Dave Ulrich ile 2008’de tanıştım. 15 yıllık ağırlıklı satış & pazarlama geçmişi üzerine İK alanına geçince bizim çocukların her gün defalarca yaptığı gibi İK’ya önce Google gözlüğüyle baktım. Tüm aramalar ona çıkıyordu. Uluslararası firmaların başlattığı rüzgarla büyük şirketlerin çoğu İK organizasyonlarını O’na yani Ulrich Modeline göre değiştiriyordu. Organizasyonunuz çağdaş mı değil mi sorusunun diğer bir versiyonu “İş Ortaklığı” pozisyonu sizde var mı? olmuştu.
Bizde yoktu ve olmadı. Olanlarla konuşuyordum; farkı ve katma değeri anlamaya çalışıyordum. Öyle ya İK işini bildiğim için değil, geçmiş deneyimden dolayı bu roldeydim.. İK alanında bu kadar deneyimli bir ekibe organizasyonu değiştirmeye ikna etmek için hem teorik hem pratik sağlam olmak gerekiyordu.
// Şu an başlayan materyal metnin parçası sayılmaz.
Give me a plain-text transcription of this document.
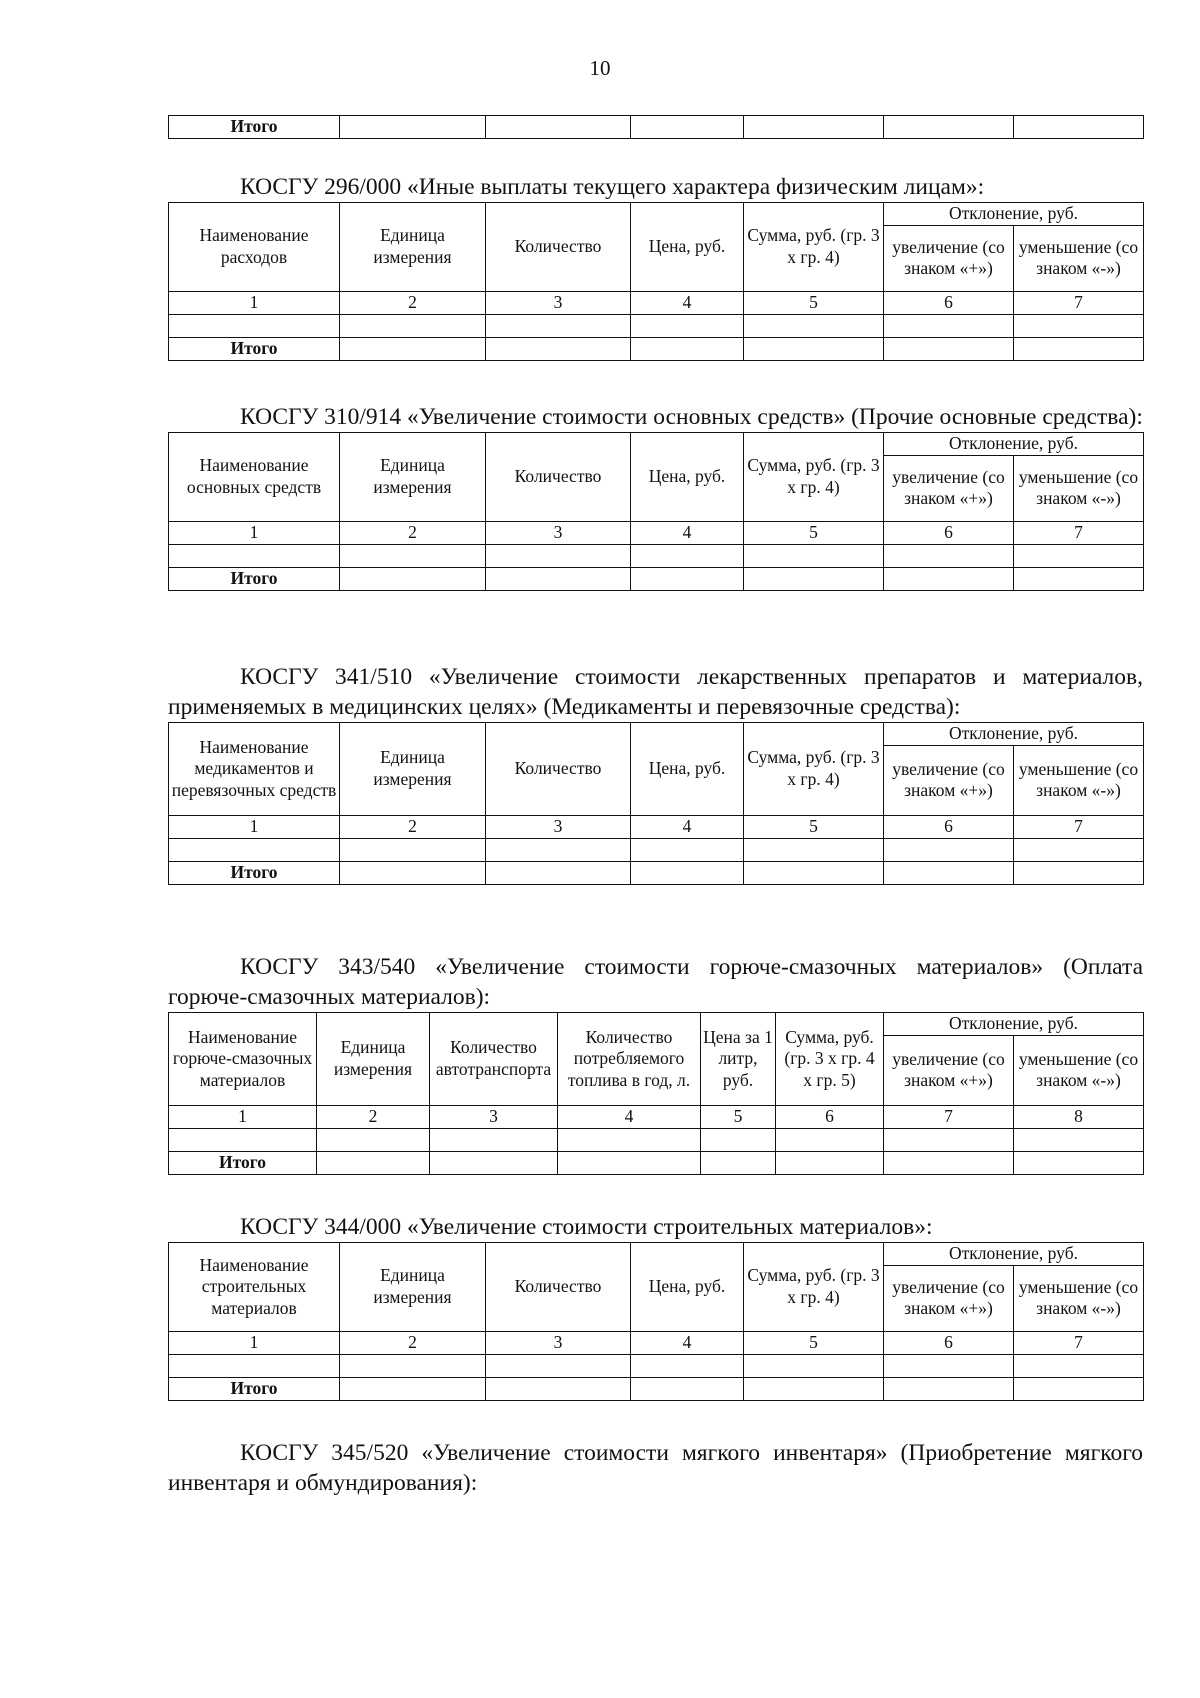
10
Итого						

КОСГУ 296/000 «Иные выплаты текущего характера физическим лицам»:

Наименование расходов	Единица измерения	Количество	Цена, руб.	Сумма, руб. (гр. 3 х гр. 4)	Отклонение, руб.	
					увеличение (со знаком «+»)	уменьшение (со знаком «-»)
1	2	3	4	5	6	7

Итого						

КОСГУ 310/914 «Увеличение стоимости основных средств» (Прочие основные средства):

Наименование основных средств	Единица измерения	Количество	Цена, руб.	Сумма, руб. (гр. 3 х гр. 4)	Отклонение, руб.	
					увеличение (со знаком «+»)	уменьшение (со знаком «-»)
1	2	3	4	5	6	7

Итого						

КОСГУ 341/510 «Увеличение стоимости лекарственных препаратов и материалов, применяемых в медицинских целях» (Медикаменты и перевязочные средства):

Наименование медикаментов и перевязочных средств	Единица измерения	Количество	Цена, руб.	Сумма, руб. (гр. 3 х гр. 4)	Отклонение, руб.	
					увеличение (со знаком «+»)	уменьшение (со знаком «-»)
1	2	3	4	5	6	7

Итого						

КОСГУ 343/540 «Увеличение стоимости горюче-смазочных материалов» (Оплата горюче-смазочных материалов):

Наименование горюче-смазочных материалов	Единица измерения	Количество автотранспорта	Количество потребляемого топлива в год, л.	Цена за 1 литр, руб.	Сумма, руб. (гр. 3 х гр. 4 х гр. 5)	Отклонение, руб.	
						увеличение (со знаком «+»)	уменьшение (со знаком «-»)
1	2	3	4	5	6	7	8

Итого							

КОСГУ 344/000 «Увеличение стоимости строительных материалов»:

Наименование строительных материалов	Единица измерения	Количество	Цена, руб.	Сумма, руб. (гр. 3 х гр. 4)	Отклонение, руб.	
					увеличение (со знаком «+»)	уменьшение (со знаком «-»)
1	2	3	4	5	6	7

Итого						

КОСГУ 345/520 «Увеличение стоимости мягкого инвентаря» (Приобретение мягкого инвентаря и обмундирования):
Bu alanda yazılı, çizili pratik örneklere baktığımda veya işin sahipleri / ortakları ile karşılaştırma görüşmelerinde, işin bugünü ve geleceği yine kısıtlı bir alana sıkışıp, İK’nın geleneksel konularına dönüyorduk.
Şimdi de Ulrich’in o dönem ortaya koyduğu modele bakalım: 6 temel alana odaklanıyordu. İK, hizmet verdiği şirket veya ilgili bölümün derdini dert edinecek bir iş ortağı (1) hatta iş insanı gibi.. Ticari açıdan bakıldığında konumundan da öte, (2) stratejisini ve trendleri bilmek bir yana hatta yönlendirecek.. Buna göre organizasyon tasarımına (3) uygun yetenekleri çekecek.. Kültür ve değişim konusunda (4) sadece içeriye değil, dış müşteri ihtiyaçlarına da hakim olacak.. Teknolojinin de yardımı ile operasyonu (5) hatasız yürütecek.. Şirket içinde (6) güven esaslı bir iklim yaratarak tüm yöneticileri insan kaynaklarını yönetme konusunda aktif rol üstlenmeye teşvik edecek..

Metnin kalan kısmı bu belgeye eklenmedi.